The shiv'ring wretches, at the curfew sound,
Dejected sunk into their sordid beds,
And, through the mournful gloom of ancient times,
Mus'd sad, or dreamt of better.

Chaucer writes on the curfew bell as just as a time, not a law:

The dede slepe, for every besinesse,
Fell on this carpenter, right as I gesse,
About curfew time, or litel more.

Shakespeare had unusual times for the curfew bell,

In Romeo and Juliet, iv 4, he has Lord Capulet saying:
Come, stir, stir, stir, the second coch hath crow'd,
The curfew bell hath rung, tis three o'clock.
In Tempest, v. 1, Prospero says:
You, whose pastime
Is to make midnight mushrooms, that rejoice
To hear the solemn curfew.
In King Lear, iii. 4, Edgar speaks,
This is the foul fiend, Flibbertigibbet: he begins at curfew
and walks to the first clock.

In the sixteenth century Bishop Joseph Hall's "Fourth Satire" it reads:

Who ever gives a paire of velvet shooes
To th' Holy Rood, or liberally allowes,
But a new rope to ring the couvre-few bell,
But he desires that his great deed may dwell,
Or graven in the chanel window glasse,
Or in his lasting tombe of plated brasse.

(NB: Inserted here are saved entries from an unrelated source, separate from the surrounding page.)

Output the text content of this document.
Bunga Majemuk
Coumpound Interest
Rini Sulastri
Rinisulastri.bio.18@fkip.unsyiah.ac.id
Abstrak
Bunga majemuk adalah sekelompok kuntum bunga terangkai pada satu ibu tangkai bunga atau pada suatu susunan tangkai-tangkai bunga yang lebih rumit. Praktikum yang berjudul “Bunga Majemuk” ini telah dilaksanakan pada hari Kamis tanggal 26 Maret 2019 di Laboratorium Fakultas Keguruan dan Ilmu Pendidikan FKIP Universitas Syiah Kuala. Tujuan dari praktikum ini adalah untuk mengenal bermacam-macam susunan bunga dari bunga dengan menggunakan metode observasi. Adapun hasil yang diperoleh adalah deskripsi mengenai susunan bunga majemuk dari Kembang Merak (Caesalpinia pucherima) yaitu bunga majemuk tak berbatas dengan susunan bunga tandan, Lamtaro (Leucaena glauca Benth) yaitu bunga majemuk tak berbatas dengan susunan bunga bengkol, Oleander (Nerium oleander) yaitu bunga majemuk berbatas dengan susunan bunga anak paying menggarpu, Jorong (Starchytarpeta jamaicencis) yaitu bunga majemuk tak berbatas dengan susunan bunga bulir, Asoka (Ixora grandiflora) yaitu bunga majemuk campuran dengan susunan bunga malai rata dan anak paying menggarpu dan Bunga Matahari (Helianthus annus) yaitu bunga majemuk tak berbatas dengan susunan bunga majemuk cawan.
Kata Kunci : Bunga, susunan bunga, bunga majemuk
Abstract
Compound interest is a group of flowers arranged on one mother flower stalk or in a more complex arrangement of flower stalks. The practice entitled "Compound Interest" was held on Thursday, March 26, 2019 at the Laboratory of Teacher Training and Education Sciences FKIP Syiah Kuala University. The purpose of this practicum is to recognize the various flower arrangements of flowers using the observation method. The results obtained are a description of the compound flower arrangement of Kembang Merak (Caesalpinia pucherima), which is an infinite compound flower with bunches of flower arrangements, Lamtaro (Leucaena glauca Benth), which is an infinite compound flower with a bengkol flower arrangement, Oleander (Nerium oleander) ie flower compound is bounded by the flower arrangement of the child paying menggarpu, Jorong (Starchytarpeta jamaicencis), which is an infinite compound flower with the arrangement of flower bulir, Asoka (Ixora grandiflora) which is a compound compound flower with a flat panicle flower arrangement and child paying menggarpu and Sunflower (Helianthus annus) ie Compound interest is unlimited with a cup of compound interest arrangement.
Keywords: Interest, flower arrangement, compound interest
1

In the play The Merry Devil of Edmonton (published 1608), the curfew was at nine o'clock in the evening:

Well, 'tis nine a clocke, 'tis time to ring curfew

John Milton's put in his allegorical Il Penseroso's mouth the words:

Oft on a plat of rising ground,
I hear the far-off curfew sound,
Over some wide-water'd shore,
Swinging slow, with sullen roar...

In Handel's L'Allegro, il Penseroso ed il Moderato these words are accompanied by a pizzicato bass-line, representing a distant bell sound.

T. S. Eliot Gus the theater cat ("Old possum's book of practical cats")

When the curfew was rung, then I swung on the bell!